"The impact of summer fire is really unknown and quite variable," Sedivec says. "These types of fires tend to occur when environmental conditions include high temperatures and limited precipitation. Summer fires not only remove the above-ground plant material, but also create bare soil that can become hot, impacting the recovery period and possibly decreasing short-term forage production potential."
Environmental conditions must be considered when evaluating the impact of summer fires, he adds. However, summer fires appear to injure exotic, invading cool-season grasses such as Kentucky bluegrass and smooth bromegrass.
Late-summer and early fall fires appear to have no impact on plant species' composition based on limited studies conducted in western North Dakota. These fires may decrease forage production potential during the subsequent year following the fire, but production fully recovers 12 to 24 months following the fire, depending on moisture conditions.
This type of fire severely injures club moss, a pesky weed found on western rangelands of the Dakotas, and kills juniper trees and some shrubs. Although juniper trees should grow on specific landscapes and habitats, many of these trees should not be growing on the true rangeland sites.
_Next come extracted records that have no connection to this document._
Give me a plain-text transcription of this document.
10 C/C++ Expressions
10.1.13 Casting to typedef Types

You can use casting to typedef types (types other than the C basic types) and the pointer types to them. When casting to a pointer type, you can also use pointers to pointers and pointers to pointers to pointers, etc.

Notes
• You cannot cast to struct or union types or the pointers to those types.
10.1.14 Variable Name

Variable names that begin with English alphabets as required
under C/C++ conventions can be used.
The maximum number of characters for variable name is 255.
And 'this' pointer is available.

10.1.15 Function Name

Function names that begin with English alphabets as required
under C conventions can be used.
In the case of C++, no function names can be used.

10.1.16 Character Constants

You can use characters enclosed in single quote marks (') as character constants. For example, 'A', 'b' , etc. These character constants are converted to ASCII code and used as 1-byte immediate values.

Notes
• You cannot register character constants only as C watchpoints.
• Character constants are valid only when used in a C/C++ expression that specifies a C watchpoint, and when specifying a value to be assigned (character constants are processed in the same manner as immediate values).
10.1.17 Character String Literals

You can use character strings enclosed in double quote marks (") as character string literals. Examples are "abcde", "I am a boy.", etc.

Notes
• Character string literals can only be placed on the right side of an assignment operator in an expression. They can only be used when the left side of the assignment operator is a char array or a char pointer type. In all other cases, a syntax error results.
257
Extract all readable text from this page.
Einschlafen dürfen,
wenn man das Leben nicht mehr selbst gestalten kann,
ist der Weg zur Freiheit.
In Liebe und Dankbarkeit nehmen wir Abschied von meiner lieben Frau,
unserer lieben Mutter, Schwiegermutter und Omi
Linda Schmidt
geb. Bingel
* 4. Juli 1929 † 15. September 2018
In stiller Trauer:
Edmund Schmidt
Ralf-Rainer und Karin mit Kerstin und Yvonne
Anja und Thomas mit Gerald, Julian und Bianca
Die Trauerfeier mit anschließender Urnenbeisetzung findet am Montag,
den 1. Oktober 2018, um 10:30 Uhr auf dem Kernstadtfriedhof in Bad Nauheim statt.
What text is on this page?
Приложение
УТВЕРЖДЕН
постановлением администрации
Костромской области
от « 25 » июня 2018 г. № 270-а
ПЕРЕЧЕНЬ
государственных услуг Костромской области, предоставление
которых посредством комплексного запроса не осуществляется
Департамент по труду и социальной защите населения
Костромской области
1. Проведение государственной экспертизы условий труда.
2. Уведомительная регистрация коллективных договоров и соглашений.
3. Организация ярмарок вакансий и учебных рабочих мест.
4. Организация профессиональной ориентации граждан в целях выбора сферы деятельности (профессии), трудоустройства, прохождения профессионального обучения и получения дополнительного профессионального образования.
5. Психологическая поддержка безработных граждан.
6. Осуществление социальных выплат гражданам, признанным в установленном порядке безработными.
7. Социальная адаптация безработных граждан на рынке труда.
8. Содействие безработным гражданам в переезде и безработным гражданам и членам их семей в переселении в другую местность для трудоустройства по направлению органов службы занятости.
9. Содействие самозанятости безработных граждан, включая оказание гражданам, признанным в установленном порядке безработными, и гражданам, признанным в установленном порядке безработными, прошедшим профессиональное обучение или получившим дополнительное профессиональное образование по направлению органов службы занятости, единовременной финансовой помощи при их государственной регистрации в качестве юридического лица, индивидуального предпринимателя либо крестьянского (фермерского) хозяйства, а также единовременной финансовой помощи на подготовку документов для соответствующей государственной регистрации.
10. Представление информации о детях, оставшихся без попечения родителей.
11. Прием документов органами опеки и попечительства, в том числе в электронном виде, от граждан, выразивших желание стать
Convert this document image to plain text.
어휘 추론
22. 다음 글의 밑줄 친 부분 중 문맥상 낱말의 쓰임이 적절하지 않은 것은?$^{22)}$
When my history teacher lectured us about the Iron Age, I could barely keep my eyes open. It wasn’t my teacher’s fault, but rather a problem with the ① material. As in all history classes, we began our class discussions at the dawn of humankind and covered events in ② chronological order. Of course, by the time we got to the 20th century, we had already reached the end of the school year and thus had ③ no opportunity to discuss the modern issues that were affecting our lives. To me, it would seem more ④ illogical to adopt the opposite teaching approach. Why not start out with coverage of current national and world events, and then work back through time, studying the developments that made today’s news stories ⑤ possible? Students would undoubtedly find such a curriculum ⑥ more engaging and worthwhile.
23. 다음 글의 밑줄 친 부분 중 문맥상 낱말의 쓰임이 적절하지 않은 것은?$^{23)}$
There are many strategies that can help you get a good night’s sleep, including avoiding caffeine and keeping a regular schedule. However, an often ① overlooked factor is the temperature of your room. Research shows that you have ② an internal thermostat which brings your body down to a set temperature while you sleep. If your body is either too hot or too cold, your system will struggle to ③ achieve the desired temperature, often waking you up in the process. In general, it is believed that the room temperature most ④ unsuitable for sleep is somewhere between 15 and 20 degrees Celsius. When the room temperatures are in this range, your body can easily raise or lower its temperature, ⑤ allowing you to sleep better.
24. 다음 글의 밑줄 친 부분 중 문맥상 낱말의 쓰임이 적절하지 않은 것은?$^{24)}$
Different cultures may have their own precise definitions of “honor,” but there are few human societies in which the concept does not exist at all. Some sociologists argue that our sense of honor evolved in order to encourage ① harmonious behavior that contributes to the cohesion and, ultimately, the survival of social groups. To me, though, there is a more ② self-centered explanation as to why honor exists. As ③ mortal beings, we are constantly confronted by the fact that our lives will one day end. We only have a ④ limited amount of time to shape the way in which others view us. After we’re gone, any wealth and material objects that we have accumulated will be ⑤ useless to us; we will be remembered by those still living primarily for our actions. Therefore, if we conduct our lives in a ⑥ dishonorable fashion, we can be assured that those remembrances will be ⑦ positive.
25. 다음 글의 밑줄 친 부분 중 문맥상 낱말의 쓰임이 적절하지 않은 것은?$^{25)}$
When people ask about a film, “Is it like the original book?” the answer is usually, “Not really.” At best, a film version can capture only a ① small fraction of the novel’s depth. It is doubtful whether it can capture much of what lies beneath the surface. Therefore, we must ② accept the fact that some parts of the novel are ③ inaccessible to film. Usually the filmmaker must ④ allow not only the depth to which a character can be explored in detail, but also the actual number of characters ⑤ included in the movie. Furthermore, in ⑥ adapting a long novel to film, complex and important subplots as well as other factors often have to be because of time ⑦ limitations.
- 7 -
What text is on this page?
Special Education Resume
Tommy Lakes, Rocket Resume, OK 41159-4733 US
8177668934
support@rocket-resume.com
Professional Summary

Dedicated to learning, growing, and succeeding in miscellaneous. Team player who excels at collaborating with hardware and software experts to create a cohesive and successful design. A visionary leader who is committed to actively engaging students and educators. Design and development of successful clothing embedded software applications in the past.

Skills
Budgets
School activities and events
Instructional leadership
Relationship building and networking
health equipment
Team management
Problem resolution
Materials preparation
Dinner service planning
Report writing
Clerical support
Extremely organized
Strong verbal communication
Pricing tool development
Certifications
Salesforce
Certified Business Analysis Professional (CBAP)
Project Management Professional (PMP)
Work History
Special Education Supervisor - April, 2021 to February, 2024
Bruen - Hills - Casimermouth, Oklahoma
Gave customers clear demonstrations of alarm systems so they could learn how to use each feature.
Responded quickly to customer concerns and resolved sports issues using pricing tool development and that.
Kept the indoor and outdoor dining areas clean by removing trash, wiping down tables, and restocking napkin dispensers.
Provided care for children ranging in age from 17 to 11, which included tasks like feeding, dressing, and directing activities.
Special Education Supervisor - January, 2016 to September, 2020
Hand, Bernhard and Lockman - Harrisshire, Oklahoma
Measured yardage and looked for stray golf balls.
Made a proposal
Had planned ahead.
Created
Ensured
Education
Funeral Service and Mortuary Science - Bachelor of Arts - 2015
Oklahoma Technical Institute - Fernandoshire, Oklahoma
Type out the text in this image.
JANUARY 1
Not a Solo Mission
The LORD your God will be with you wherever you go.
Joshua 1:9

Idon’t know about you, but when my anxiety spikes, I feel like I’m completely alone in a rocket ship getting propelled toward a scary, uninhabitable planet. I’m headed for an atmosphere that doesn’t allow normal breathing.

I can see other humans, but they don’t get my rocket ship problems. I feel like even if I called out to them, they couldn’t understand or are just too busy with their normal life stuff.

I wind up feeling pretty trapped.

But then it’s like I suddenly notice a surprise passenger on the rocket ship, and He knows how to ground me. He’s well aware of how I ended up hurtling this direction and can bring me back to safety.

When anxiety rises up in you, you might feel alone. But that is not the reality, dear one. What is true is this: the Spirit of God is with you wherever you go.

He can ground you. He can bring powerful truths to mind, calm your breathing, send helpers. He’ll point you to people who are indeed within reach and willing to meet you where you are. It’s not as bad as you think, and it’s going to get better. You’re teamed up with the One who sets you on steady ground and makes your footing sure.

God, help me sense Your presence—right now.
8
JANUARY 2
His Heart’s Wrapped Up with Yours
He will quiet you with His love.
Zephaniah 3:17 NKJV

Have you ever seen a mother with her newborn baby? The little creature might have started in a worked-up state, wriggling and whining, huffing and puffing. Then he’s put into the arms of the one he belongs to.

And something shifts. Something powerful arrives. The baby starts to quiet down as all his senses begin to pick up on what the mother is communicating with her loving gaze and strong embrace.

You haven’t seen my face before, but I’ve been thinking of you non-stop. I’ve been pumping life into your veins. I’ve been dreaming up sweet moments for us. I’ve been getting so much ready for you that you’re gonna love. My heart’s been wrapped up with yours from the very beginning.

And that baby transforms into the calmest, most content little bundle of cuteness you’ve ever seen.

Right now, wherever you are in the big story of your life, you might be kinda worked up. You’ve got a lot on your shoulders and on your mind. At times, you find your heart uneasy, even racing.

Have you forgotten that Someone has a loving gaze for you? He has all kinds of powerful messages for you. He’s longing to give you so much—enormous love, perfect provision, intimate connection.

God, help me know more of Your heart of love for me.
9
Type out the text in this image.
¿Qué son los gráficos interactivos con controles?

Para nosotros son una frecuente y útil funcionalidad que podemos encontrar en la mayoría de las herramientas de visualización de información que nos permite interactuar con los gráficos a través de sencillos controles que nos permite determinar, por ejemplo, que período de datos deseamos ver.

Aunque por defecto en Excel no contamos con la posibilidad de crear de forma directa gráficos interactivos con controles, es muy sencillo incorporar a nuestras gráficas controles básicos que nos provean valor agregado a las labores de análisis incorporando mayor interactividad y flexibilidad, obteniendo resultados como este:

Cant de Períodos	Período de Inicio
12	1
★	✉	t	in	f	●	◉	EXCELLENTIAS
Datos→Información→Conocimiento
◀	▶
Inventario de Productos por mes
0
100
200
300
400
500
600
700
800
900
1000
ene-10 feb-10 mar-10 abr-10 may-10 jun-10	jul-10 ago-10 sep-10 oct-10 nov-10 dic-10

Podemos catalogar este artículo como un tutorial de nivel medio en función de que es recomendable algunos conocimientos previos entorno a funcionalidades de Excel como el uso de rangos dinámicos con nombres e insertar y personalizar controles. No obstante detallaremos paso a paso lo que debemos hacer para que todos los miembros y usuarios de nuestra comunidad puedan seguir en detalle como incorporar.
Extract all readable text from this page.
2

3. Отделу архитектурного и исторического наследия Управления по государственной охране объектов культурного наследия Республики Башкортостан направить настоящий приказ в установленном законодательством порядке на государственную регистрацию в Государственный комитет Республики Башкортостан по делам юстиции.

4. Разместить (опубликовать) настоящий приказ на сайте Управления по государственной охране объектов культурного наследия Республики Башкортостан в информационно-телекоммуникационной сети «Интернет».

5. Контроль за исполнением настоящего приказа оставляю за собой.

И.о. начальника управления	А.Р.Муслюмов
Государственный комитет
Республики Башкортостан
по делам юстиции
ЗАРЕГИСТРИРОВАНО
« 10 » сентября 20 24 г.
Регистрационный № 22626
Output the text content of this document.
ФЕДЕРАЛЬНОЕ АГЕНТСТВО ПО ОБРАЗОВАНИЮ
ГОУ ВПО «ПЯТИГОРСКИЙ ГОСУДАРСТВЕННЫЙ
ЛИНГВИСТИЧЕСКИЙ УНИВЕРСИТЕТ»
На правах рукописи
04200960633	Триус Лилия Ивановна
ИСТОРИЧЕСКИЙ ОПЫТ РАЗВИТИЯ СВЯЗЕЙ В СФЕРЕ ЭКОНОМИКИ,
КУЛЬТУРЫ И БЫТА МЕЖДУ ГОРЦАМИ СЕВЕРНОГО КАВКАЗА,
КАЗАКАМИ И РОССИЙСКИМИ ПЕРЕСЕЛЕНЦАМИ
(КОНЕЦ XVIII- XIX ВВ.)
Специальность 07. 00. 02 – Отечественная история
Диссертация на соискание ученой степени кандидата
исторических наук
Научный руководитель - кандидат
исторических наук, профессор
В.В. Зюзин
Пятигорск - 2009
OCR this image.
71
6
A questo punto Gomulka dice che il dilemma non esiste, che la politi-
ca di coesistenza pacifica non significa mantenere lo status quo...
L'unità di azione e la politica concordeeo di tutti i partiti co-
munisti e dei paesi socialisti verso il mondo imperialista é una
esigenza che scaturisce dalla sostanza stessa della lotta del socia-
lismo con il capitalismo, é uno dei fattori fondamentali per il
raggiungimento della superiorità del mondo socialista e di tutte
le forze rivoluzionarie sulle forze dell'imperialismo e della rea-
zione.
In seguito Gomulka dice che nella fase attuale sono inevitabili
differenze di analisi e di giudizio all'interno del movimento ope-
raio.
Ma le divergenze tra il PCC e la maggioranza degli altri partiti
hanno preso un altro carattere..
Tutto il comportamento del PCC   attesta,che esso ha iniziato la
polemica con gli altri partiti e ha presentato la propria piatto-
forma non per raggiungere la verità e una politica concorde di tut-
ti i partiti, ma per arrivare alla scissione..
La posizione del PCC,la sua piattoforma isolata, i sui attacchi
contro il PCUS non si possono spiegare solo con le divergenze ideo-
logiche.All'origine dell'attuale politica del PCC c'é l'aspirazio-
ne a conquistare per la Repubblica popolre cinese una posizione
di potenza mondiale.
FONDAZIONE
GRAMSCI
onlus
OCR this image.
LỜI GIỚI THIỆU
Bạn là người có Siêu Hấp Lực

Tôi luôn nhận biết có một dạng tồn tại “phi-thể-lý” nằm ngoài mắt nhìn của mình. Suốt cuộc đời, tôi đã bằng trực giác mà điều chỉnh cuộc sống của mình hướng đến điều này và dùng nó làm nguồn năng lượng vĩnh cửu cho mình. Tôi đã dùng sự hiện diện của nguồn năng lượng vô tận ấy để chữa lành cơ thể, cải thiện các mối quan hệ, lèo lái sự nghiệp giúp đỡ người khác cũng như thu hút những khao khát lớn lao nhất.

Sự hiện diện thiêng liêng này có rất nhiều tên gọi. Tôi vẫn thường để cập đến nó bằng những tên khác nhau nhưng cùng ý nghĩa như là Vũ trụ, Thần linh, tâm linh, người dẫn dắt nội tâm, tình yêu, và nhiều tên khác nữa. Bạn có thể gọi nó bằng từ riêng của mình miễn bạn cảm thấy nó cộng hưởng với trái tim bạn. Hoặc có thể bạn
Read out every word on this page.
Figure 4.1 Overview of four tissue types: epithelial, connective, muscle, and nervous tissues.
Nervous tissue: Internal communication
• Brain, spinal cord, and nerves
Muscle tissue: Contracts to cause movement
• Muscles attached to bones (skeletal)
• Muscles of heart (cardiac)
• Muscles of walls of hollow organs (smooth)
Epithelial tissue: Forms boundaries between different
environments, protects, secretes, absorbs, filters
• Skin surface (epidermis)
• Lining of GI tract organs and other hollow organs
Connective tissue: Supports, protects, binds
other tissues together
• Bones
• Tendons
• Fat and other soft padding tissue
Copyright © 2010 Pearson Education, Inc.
When these invaded tree sites are burned, the native plant species' composition increases as the trees die off, creating a more sustainable, properly functioning ecosystem.
These benefits clearly indicate that fire is a tool that must be included in management strategies for rangeland and grasslands in the northern Plains, Sedivec believes.
"Fire not only can be used to manipulate the grazing patterns of livestock, but it also can be used to control invasive grasses," he says. "Introduced cool-season grasses are North and South Dakota's No. 1 problem in negatively impacting the forage value, wildlife habitat quality, hydrology, nutrient cycling and the scenic beauty of our rangelands.
"Fire, in combination with grazing, is the best tool we have available to combat the invasion of exotic cool-season grasses and undesirable woody encroachment," he notes. "We will not stop the invasion of Kentucky bluegrass (better known as our lawn grass), smooth bromegrass, crested wheatgrass or woody encroachment onto native range without fire."